# Project 1: Profitable Apps Profile

## Introduction

As a free-apps company, our revenue comes from the in-app adds. Therefore, our goal is to increase as much as possible the numbers of users.

In this project we are going to find out which apps are likely to attract more users. This will help our developers to know where to put the efforts.

In [1]:
def explore_data(dataset, start, end, rows_and_columns=False):
    dataset_slice = dataset[start:end]    
    for row in dataset_slice:
        print(row)
        print('\n') # adds a new (empty) line after each row

    if rows_and_columns:
        print('Number of rows:', len(dataset))
        print('Number of columns:', len(dataset[0]))

In [2]:
from csv import reader

open_AS_file = open("my_datasets/App_Store/AppleStore.csv", encoding='utf8')
open_GP_file = open("my_datasets/Google_Play/googleplaystore.csv", encoding='utf8')

read_AS_file = reader(open_AS_file)
read_GP_file = reader(open_GP_file)

app_AS = list(read_AS_file)
app_GP = list(read_GP_file)

app_AS_header = app_AS[0]
app_GP_header = app_GP[0]

app_AS = app_AS[1:]
app_GP = app_GP[1:]

In [3]:
explore_data(app_AS,0,3,True)

['1', '281656475', 'PAC-MAN Premium', '100788224', 'USD', '3.99', '21292', '26', '4', '4.5', '6.3.5', '4+', 'Games', '38', '5', '10', '1']


['2', '281796108', 'Evernote - stay organized', '158578688', 'USD', '0', '161065', '26', '4', '3.5', '8.2.2', '4+', 'Productivity', '37', '5', '23', '1']


['3', '281940292', 'WeatherBug - Local Weather, Radar, Maps, Alerts', '100524032', 'USD', '0', '188583', '2822', '3.5', '4.5', '5.0.0', '4+', 'Weather', '37', '5', '3', '1']


Number of rows: 7197
Number of columns: 17


In [4]:
explore_data(app_GP,0,3,True)

['Photo Editor & Candy Camera & Grid & ScrapBook', 'ART_AND_DESIGN', '4.1', '159', '19M', '10,000+', 'Free', '0', 'Everyone', 'Art & Design', 'January 7, 2018', '1.0.0', '4.0.3 and up']

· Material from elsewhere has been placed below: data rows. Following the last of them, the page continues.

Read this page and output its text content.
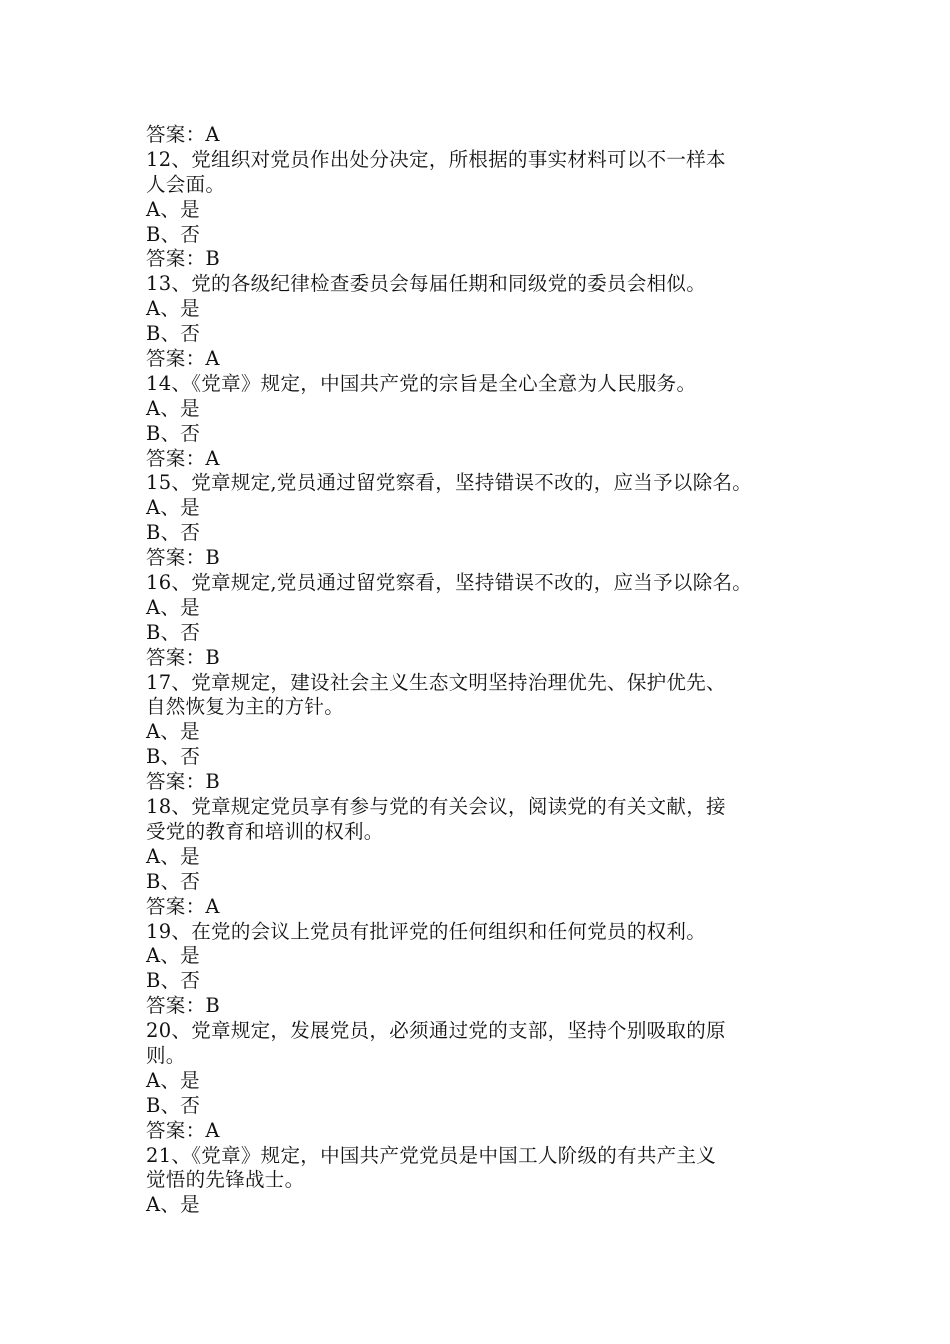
答案：A
12、党组织对党员作出处分决定，所根据的事实材料可以不一样本
人会面。
A、是
B、否
答案：B
13、党的各级纪律检查委员会每届任期和同级党的委员会相似。
A、是
B、否
答案：A
14、《党章》规定，中国共产党的宗旨是全心全意为人民服务。
A、是
B、否
答案：A
15、党章规定,党员通过留党察看，坚持错误不改的，应当予以除名。
A、是
B、否
答案：B
16、党章规定,党员通过留党察看，坚持错误不改的，应当予以除名。
A、是
B、否
答案：B
17、党章规定，建设社会主义生态文明坚持治理优先、保护优先、
自然恢复为主的方针。
A、是
B、否
答案：B
18、党章规定党员享有参与党的有关会议，阅读党的有关文献，接
受党的教育和培训的权利。
A、是
B、否
答案：A
19、在党的会议上党员有批评党的任何组织和任何党员的权利。
A、是
B、否
答案：B
20、党章规定，发展党员，必须通过党的支部，坚持个别吸取的原
则。
A、是
B、否
答案：A
21、《党章》规定，中国共产党党员是中国工人阶级的有共产主义
觉悟的先锋战士。
A、是
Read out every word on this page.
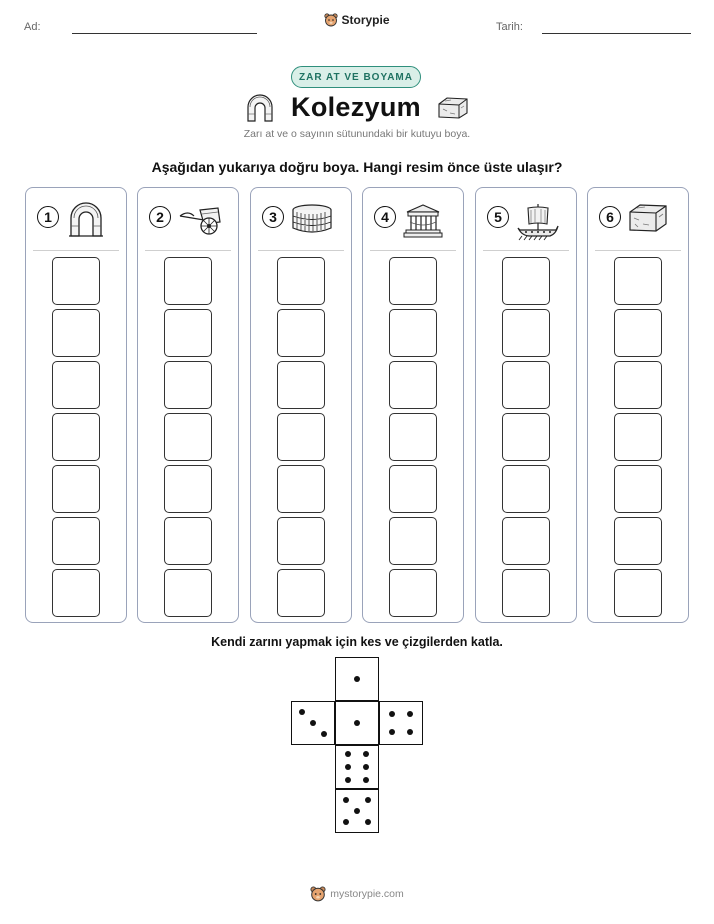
Ad:	Storypie	Tarih:
ZAR AT VE BOYAMA
Kolezyum
Zarı at ve o sayının sütunundaki bir kutuyu boya.
Aşağıdan yukarıya doğru boya. Hangi resim önce üste ulaşır?
1	2	3	4	5	6
Kendi zarını yapmak için kes ve çizgilerden katla.
mystorypie.com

['Coloring book moana', 'ART_AND_DESIGN', '3.9', '967', '14M', '500,000+', 'Free', '0', 'Everyone', 'Art & Design;Pretend Play', 'January 15, 2018', '2.0.0', '4.0.3 and up']


['U Launcher Lite – FREE Live Cool Themes, Hide Apps', 'ART_AND_DESIGN', '4.7', '87510', '8.7M', '5,000,000+', 'Free', '0', 'Everyone', 'Art & Design', 'August 1, 2018', '1.2.4', '4.0.3 and up']


Number of rows: 10841
Number of columns: 13


## Column Names:

Next 2 cells show the column names of each of the 2 DS:

In [5]:
print(app_AS_header)

['', 'id', 'track_name', 'size_bytes', 'currency', 'price', 'rating_count_tot', 'rating_count_ver', 'user_rating', 'user_rating_ver', 'ver', 'cont_rating', 'prime_genre', 'sup_devices.num', 'ipadSc_urls.num', 'lang.num', 'vpp_lic']


In [6]:
print(app_GP_header)

['App', 'Category', 'Rating', 'Reviews', 'Size', 'Installs', 'Type', 'Price', 'Content Rating', 'Genres', 'Last Updated', 'Current Ver', 'Android Ver']


## Interesting columns:

For the App Store:
 - track_name
 - rating_count_tot
 - rating_count_ver
 - price
 - currency
 - prime_genre

 More info: __[documentation](https://www.kaggle.com/ramamet4/app-store-apple-data-set-10k-apps/home)__
 
For the Google Play:
 - App
 - Category
 - Rating
 - Reviews
 - Price
 - Genres

## Checking Data in Google Play

Below the sample of row 10472, where the "Category" field is missing:

In [7]:
print(app_GP_header)
print("Elements in header: " + str(len(app_GP_header)))
print("\n")
print(app_GP[10472])
print("Elements in row 10472: " + str(len(app_GP[10472])))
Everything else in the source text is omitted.